U.S. adds 170,000 COVID-19 cases; California faces new stay-home order

A worker disinfects a counter in the Tom Bradley International Terminal at Los Angeles International Airport last Wednesday. Coronavirus cases in Los Angeles County have tripled over the past month. Photo by Jim Ruymen/UPI

Nov. 24 (UPI) — The United States has added almost 170,000 COVID-19 cases but the most recent one-day death toll saw a rare decline, according to data from Johns Hopkins University.

The data shows 169,200 cases were added on Monday, the sixth-highest single-day count since the pandemic began. The new cases pushed the overall U.S. total to 12.42 million.

Monday’s death toll, however, was slightly fewer than 900 — a rare decline coming out of a Sunday, when the lowest figures of the week are typically recorded due to slower reporting at the back end of the weekend.

To date, about 257,800 coronavirus patients in the United States have died, according to Johns Hopkins.

In California, residents in Los Angeles County now face a new stay-home order after cases Monday crossed a threshold officials said would activate the restriction.

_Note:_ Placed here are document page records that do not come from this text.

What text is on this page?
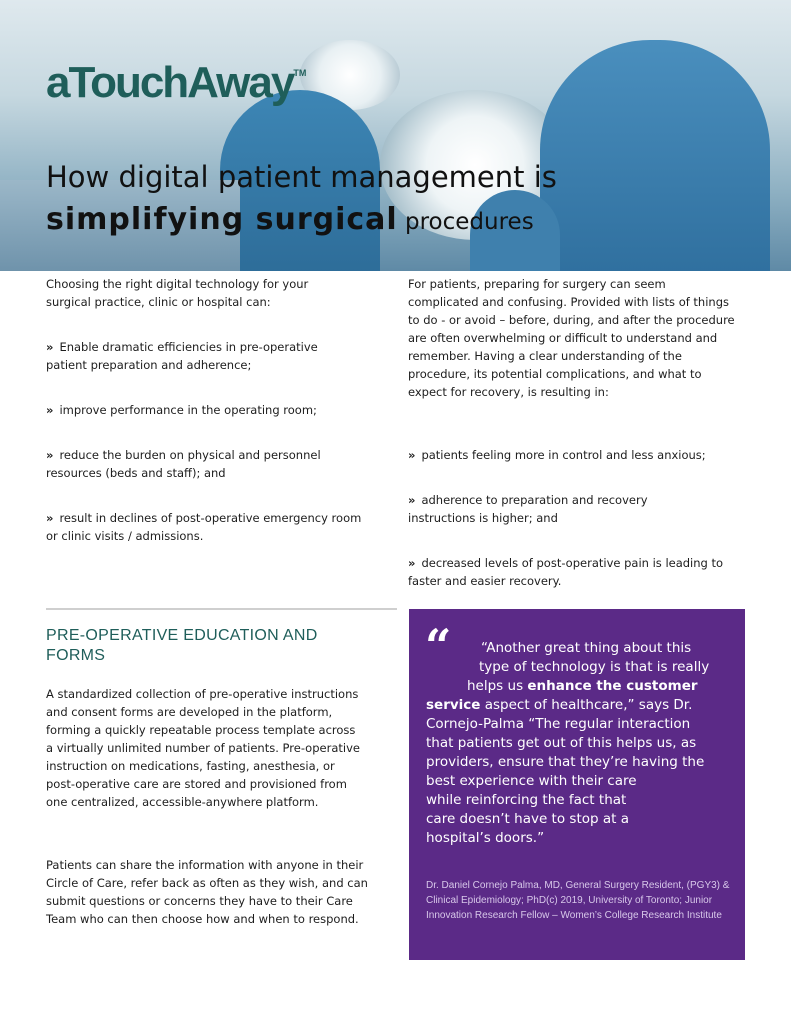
aTouchAway™
How digital patient management is
simplifying surgical procedures
Choosing the right digital technology for your surgical practice, clinic or hospital can:
» Enable dramatic efficiencies in pre-operative patient preparation and adherence;
» improve performance in the operating room;
» reduce the burden on physical and personnel resources (beds and staff); and
» result in declines of post-operative emergency room or clinic visits / admissions.
For patients, preparing for surgery can seem complicated and confusing. Provided with lists of things to do - or avoid – before, during, and after the procedure are often overwhelming or difficult to understand and remember. Having a clear understanding of the procedure, its potential complications, and what to expect for recovery, is resulting in:
» patients feeling more in control and less anxious;
» adherence to preparation and recovery instructions is higher; and
» decreased levels of post-operative pain is leading to faster and easier recovery.
PRE-OPERATIVE EDUCATION AND FORMS
A standardized collection of pre-operative instructions and consent forms are developed in the platform, forming a quickly repeatable process template across a virtually unlimited number of patients. Pre-operative instruction on medications, fasting, anesthesia, or post-operative care are stored and provisioned from one centralized, accessible-anywhere platform.
Patients can share the information with anyone in their Circle of Care, refer back as often as they wish, and can submit questions or concerns they have to their Care Team who can then choose how and when to respond.
“ “Another great thing about this
type of technology is that is really
helps us enhance the customer
service aspect of healthcare,” says Dr.
Cornejo-Palma “The regular interaction
that patients get out of this helps us, as
providers, ensure that they’re having the
best experience with their care
while reinforcing the fact that
care doesn’t have to stop at a
hospital’s doors.”
Dr. Daniel Cornejo Palma, MD, General Surgery Resident, (PGY3) & Clinical Epidemiology; PhD(c) 2019, University of Toronto; Junior Innovation Research Fellow – Women’s College Research Institute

Both the county and the state set new single-day case records Monday, according to health officials.

The new order is expected to last for at least three weeks and will allow only essential workers to leave their homes.

County health director Barbara Ferrer said officials plan to discuss the new measures at a weekly meeting on Tuesday.

“This is something that will require deliberation and conversation so that we can actually mark a path forward,” she said.

In Maryland, Gov. Larry Hogan announced that state troopers and local police will block any large gatherings that are found to violate state restrictions.

Hogan, Baltimore County Executive Johnny Olszewski and Maryland State Police Superintendent Col. Jerry Jones have opened a “wide-scale compliance, education, and enforcement operation” to crack down on unlawful gatherings.

As part of the operation, police will be deployed in “high visibility compliance units” to busy downtown areas like Baltimore, Silver Spring and Bethesda and will patrol bars, restaurants, nightclubs and banquet halls.

“Following the public health directives is the only way we will be able to stop this virus,” Hogan said.

In New Mexico, healthcare workers say busy hospitals are on the brink of “crisis mode.”

Doctors in three Albuquerque-area health systems told reporters Monday that they will be forced into stricter measures like doubling up patients in intensive care units or converting various spaces to accommodate overflow, if cases keep rising.

“We might resort to having COVID-positive healthcare staff or asymptomatic [staffers] providing care either to COVID patients or in the worst of crises, patients who are not infected with COVID,” said Dr. Jeff Salvon-Harman.